The private cloud is the new datacenter

Normally, data centers are historically grown and contain a number of different, heterogeneous systems. Depending on the age of the data center, you can see the evolutionary steps of the IT industry. At older companies, you find mainframe computers, large midrange systems, and a number of rack-based Intel servers all together on one data floor. Looking at younger companies, (less than 10 years old), you won’t see this variety of platforms. They will rather count on a larger number of similar hardware, but highly virtualized to achieve the required flexibility and be able to run a large variety of workloads.

Virtualization certainly was the industry trend of the last decade.

But, what’s next? When we look ahead 10 years from now, what will be the trend of the next decade? I predict, it will be the private cloud!

From a technology point of view, the private cloud is less a revolution than virtualization was. I see it more as a logical next step. Although virtualization changed the way users perceived servers, with cloud computing, users perceive them now as a service.

It is also not a very big effort to add private cloud capabilities to today’s data centers. Every virtualized server farm can be equipped with a cloud computing layer that handles the user interaction, and the provisioning and deprovisioning of virtual servers. So, it is quite easy to adapt to this new technology.

Another reason for private clouds to conquer more and more data center space is because of cloud computing in general: workloads are not limited to run on servers in a specific data center of a company any more. In the next years, we will see more workloads put on public clouds. These remote workloads still require some degree of management and a central control point for provisioning and deprovisioning. Building up this control point for consuming remote public cloud services enables the local private cloud layer to hook in and be managed from the same infrastructure in a hybrid cloud set up.

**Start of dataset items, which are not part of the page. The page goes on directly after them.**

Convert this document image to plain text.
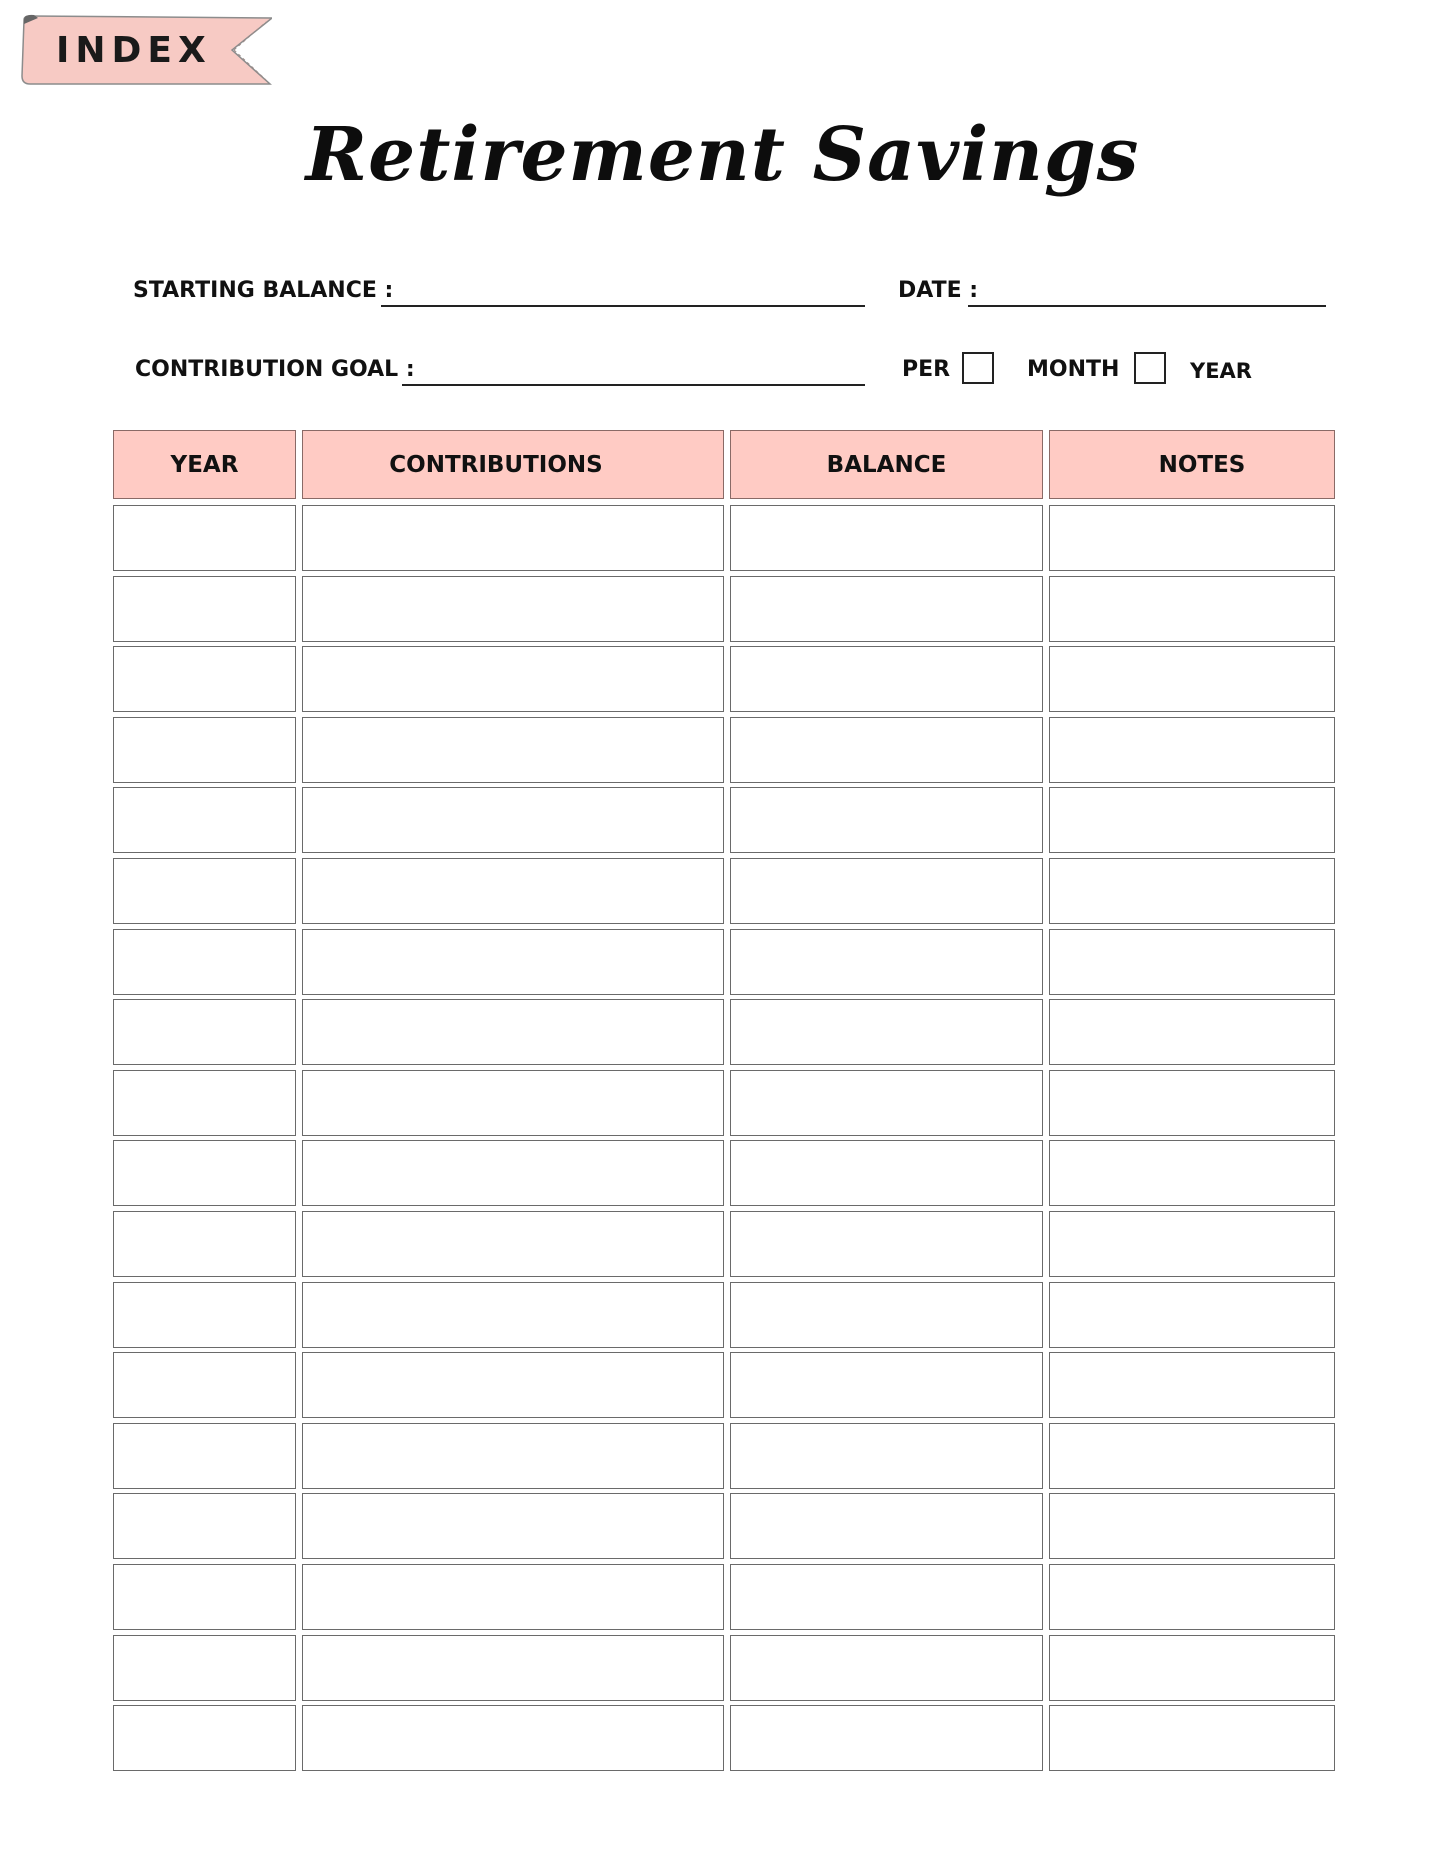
INDEX
Retirement Savings
STARTING BALANCE :	DATE :
CONTRIBUTION GOAL :	PER	MONTH	YEAR
YEAR	CONTRIBUTIONS	BALANCE	NOTES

I mentioned that with cloud computing IT is more perceived as a service than just technology; this is exactly what users outside the IT department will expect in the future. The cloud computing delivery model has already existed in the consumer market for quite some time now. People are used to visiting app stores to install their application software. They understand video on demand and software as a service for their private day-to-day IT usage. In the very near future, users will expect that on their workplaces too.

Summary

If a new data center is designed today, or an existing one is expanded to a larger extent, there are very good reasons to think about a cloud layer right from the start. At least, there are no good reasons not to think about it!